Date of Award

2007

Publication Type

Doctoral Thesis

Degree Name

Ph.D.

Department

Geology

Rights

info:eu-repo/semantics/openAccess

Abstract

Keywords: Ore deposits, Ireland, Ore fields, Zinc-lead ore, Metaline ore field, Midlands ore field . Carbonate-hosted Zn-Pb deposits of the Metaline (USA) and Irish Midlands (Ireland) ore fields exhibit features of both MVT and SEDER deposits, and therefore, play an important role in the debate over genetic models for MVT - SEDER deposits, including the structural controls on ore mineralization, syngenetic versus epigenetic models, and the origin and migration pathways for hydrothermal fluids. The genetic controversy arises largely because of the lack of direct dates on mineralization. Paleomagnetic analyses on samples of host rock and ore mineralization from 38 sites (400 specimens) in the Metaline Zn-Pb district, Washington (USA), using the known thermal history and the paleoarc method of paleomagnetic dating, indicate coeval postfolding magnetizations acquired during the Middle Jurassic (166+-6 Ma), in the waning stages of the Nevadan Orogeny. The thermal (Th) and alternating field (AF) step demagnetization, saturation isothermal anaylses (SIRM), and artificial specimens' tests show that the characteristic remanent magnetizations (ChRM) is carried mostly by pseudosingle (PSD) to single domain (SD) pyrrhotite that records a primary chemical remanent magnetization (CRM) in ore and a secondary ChRM in host specimens. Furthermore, the paleomagnetic Middle Jurassic age suggests an epigenetic origin for ore formation of the Zn-Pb mineralization at the Pend Oreille Mine that coincides with the timing of cooling from the regional Nevadan orogenic heating episode.

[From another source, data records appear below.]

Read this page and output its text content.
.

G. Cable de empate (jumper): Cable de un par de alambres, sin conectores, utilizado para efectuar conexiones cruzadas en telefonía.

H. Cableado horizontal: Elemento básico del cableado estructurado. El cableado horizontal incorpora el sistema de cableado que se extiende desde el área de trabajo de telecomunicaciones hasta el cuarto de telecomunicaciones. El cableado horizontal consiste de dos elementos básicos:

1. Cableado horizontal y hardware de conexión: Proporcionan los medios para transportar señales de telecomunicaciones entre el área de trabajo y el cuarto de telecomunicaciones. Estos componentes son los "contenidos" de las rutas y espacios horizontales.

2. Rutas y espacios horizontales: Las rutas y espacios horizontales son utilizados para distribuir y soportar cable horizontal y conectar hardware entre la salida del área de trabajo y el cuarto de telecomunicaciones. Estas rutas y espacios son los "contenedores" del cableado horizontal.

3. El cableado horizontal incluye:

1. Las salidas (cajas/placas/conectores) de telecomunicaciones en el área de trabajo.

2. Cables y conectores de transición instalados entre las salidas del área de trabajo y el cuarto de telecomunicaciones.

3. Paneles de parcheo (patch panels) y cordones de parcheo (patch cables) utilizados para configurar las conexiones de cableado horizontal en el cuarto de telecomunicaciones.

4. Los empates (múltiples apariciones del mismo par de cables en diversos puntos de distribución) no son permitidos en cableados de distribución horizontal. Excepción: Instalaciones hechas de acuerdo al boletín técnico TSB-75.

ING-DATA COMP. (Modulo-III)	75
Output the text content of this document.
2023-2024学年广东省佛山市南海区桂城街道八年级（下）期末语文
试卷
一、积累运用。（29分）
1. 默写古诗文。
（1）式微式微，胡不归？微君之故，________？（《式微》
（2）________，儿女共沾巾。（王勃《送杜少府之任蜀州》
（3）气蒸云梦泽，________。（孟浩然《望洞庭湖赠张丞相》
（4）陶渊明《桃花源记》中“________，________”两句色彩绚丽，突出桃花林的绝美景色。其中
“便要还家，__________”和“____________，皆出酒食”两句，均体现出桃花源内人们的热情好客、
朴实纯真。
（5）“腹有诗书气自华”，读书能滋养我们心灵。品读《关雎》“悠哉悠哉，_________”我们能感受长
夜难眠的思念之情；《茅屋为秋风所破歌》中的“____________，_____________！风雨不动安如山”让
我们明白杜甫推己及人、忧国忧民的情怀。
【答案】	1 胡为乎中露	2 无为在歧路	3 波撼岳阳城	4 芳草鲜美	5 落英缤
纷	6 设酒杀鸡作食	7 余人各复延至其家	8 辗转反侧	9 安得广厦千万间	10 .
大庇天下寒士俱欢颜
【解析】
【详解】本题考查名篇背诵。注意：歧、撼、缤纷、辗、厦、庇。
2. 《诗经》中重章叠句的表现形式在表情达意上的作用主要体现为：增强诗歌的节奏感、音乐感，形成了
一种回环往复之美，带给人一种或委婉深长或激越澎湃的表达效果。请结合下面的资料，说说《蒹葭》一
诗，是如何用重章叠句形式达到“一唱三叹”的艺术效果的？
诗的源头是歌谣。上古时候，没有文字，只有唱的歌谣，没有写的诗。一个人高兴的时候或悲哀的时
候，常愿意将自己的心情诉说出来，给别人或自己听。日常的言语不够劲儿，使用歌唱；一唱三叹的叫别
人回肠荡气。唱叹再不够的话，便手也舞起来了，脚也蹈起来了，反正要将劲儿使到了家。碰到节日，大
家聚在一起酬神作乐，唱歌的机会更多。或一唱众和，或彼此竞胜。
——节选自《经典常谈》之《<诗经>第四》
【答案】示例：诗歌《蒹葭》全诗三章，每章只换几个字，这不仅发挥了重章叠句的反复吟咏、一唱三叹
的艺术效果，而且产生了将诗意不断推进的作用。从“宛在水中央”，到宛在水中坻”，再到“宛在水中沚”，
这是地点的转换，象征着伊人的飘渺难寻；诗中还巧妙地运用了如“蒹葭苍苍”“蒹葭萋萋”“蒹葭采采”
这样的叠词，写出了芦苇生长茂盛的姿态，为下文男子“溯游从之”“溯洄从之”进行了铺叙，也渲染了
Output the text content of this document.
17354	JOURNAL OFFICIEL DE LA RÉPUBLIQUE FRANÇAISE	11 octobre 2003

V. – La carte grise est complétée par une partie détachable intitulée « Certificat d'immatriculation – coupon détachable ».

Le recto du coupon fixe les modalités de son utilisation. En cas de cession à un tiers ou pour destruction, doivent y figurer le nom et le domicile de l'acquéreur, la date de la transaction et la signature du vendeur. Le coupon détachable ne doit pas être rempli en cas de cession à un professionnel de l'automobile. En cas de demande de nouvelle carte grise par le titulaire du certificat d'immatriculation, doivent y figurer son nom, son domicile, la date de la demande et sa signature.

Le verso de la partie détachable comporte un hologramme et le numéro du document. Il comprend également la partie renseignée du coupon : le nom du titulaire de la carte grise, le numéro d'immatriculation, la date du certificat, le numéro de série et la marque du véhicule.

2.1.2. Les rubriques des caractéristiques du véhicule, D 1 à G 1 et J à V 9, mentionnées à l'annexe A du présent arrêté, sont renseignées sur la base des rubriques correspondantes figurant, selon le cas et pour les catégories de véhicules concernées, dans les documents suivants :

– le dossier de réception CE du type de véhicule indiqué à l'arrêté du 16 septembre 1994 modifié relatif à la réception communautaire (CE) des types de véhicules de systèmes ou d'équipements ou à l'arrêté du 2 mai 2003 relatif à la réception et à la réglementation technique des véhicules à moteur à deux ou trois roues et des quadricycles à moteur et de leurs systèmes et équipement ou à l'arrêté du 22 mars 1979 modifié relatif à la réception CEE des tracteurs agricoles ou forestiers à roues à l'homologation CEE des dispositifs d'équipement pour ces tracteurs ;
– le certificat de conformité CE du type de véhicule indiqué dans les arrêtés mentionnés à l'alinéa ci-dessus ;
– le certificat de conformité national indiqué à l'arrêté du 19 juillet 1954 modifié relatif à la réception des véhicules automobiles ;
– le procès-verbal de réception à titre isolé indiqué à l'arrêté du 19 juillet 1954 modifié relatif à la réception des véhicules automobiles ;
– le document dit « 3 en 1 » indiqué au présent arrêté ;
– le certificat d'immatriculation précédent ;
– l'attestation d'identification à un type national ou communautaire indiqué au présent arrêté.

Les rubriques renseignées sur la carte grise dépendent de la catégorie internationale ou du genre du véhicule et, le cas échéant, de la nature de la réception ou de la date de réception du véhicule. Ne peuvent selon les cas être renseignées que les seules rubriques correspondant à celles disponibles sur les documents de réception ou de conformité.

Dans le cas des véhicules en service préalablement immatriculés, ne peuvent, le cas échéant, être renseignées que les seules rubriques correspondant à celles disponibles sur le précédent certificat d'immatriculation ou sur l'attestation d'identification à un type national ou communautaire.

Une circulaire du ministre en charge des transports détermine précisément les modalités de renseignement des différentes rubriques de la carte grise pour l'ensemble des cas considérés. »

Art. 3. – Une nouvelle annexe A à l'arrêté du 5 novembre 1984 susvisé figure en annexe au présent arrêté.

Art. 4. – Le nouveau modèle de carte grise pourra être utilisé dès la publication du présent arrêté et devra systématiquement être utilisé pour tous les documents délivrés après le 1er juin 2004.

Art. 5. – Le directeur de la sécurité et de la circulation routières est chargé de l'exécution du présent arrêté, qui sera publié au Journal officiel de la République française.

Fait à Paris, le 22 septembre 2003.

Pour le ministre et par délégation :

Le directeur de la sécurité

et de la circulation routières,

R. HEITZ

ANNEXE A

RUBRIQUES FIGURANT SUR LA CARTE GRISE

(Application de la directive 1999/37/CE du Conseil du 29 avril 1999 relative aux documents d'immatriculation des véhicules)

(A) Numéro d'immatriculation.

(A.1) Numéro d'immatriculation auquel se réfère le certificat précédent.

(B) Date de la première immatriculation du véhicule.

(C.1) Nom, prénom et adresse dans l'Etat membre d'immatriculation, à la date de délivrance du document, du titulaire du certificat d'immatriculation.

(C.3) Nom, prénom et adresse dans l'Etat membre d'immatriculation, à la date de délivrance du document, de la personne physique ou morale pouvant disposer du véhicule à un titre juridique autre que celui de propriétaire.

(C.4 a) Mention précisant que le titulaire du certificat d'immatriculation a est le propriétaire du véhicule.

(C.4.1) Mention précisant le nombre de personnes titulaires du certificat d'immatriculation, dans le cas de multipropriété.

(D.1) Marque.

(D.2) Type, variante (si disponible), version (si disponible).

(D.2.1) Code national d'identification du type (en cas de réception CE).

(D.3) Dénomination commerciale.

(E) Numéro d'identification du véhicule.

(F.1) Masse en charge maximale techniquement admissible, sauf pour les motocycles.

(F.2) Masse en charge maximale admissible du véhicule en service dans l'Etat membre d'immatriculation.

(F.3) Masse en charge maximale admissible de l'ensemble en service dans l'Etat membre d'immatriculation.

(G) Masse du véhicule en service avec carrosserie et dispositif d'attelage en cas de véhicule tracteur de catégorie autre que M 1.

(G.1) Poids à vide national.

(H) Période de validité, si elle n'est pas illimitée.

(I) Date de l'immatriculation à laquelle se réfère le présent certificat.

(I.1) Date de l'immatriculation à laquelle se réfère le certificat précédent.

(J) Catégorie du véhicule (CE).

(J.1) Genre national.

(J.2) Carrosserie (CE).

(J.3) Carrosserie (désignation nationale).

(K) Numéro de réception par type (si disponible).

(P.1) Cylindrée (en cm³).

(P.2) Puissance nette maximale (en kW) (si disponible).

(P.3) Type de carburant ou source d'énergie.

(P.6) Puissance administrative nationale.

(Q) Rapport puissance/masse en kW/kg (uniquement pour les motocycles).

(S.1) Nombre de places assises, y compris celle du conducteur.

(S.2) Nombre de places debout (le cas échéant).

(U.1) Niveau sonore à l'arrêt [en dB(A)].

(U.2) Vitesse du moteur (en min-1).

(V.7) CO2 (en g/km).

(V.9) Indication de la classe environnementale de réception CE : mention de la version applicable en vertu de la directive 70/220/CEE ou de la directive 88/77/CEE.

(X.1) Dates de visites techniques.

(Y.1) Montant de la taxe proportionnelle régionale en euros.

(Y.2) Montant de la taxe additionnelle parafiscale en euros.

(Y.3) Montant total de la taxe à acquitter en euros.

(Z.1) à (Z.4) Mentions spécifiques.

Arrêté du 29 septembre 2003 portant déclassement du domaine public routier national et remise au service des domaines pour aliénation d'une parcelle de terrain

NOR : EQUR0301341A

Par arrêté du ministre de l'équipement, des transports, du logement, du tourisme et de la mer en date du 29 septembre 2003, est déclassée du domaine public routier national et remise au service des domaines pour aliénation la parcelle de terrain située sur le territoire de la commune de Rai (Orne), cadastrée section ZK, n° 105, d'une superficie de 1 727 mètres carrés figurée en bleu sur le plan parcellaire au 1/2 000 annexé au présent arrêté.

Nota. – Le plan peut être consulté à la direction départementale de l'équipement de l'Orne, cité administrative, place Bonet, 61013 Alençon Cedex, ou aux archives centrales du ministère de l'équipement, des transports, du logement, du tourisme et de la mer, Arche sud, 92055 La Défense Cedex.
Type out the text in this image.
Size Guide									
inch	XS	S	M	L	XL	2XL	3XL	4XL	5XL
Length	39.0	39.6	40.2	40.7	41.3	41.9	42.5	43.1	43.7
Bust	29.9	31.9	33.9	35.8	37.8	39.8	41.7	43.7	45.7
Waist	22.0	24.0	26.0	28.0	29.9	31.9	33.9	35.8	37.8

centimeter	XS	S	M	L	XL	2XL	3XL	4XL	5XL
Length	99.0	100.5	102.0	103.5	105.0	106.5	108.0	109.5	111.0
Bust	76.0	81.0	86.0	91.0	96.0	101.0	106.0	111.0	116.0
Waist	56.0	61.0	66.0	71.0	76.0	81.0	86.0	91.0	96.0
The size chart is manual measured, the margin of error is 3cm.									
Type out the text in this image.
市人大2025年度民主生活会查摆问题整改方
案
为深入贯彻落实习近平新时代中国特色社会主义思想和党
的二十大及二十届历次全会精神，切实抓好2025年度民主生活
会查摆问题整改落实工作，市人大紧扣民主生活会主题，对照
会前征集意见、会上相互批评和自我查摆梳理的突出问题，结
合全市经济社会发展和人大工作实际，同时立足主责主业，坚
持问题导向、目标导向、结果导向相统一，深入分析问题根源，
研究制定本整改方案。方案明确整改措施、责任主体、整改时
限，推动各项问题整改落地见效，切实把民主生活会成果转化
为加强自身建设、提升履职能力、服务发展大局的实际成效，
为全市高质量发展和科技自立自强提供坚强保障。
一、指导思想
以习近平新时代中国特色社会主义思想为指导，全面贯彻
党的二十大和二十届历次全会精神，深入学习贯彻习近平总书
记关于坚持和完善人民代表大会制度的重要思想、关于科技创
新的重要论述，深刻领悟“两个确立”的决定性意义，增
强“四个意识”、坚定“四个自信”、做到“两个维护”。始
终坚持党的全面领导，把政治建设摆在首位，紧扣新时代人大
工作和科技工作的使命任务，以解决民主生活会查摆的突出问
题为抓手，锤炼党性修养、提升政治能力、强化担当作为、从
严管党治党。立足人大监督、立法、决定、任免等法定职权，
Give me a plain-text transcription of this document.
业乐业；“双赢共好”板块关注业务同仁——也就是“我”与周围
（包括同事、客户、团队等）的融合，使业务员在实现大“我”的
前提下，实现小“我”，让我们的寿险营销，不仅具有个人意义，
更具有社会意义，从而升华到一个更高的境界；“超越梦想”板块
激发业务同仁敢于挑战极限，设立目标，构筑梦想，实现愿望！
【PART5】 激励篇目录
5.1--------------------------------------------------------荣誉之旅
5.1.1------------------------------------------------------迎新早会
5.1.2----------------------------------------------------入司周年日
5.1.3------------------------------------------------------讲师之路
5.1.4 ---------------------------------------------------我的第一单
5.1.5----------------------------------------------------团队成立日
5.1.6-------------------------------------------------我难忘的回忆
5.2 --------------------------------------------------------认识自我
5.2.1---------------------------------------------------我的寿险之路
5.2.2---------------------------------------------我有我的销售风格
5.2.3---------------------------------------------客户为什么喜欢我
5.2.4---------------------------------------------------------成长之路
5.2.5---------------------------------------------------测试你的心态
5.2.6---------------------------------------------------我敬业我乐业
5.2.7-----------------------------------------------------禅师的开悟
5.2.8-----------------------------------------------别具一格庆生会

Paleomagnetic analyses of the least thermally affected (conodont alteration indices (CAI) of <3) Lower Carboniferous rocks at 18 sites (231 specimens) from Northern Ireland indicate posttilting ChRMs in magnetite and pyrrhotite that record a secondary CRM that was acquired ~3 to 4 Ma after limestone deposition. Also, paleomagnetic analyses of host rock and ore specimens in 46 sites (705 specimens) from the Galmoy and Lisheen Zn-Pb deposits from the Irish Midlands give stable postfolding ChRM, that reside in magnetite, were acquired during the Early Permian at 288+-8 Ma at Galmoy and 276+-6 Ma at Lisheen. These Early Permian paleomagnetic ages postdate the Asturian deformational phase of the Variscan orogeny and suggest an entirely epigenetic Variscan model of ore genesis in which the mineralization event occurred during the cooling from the regional Variscan thermal episode.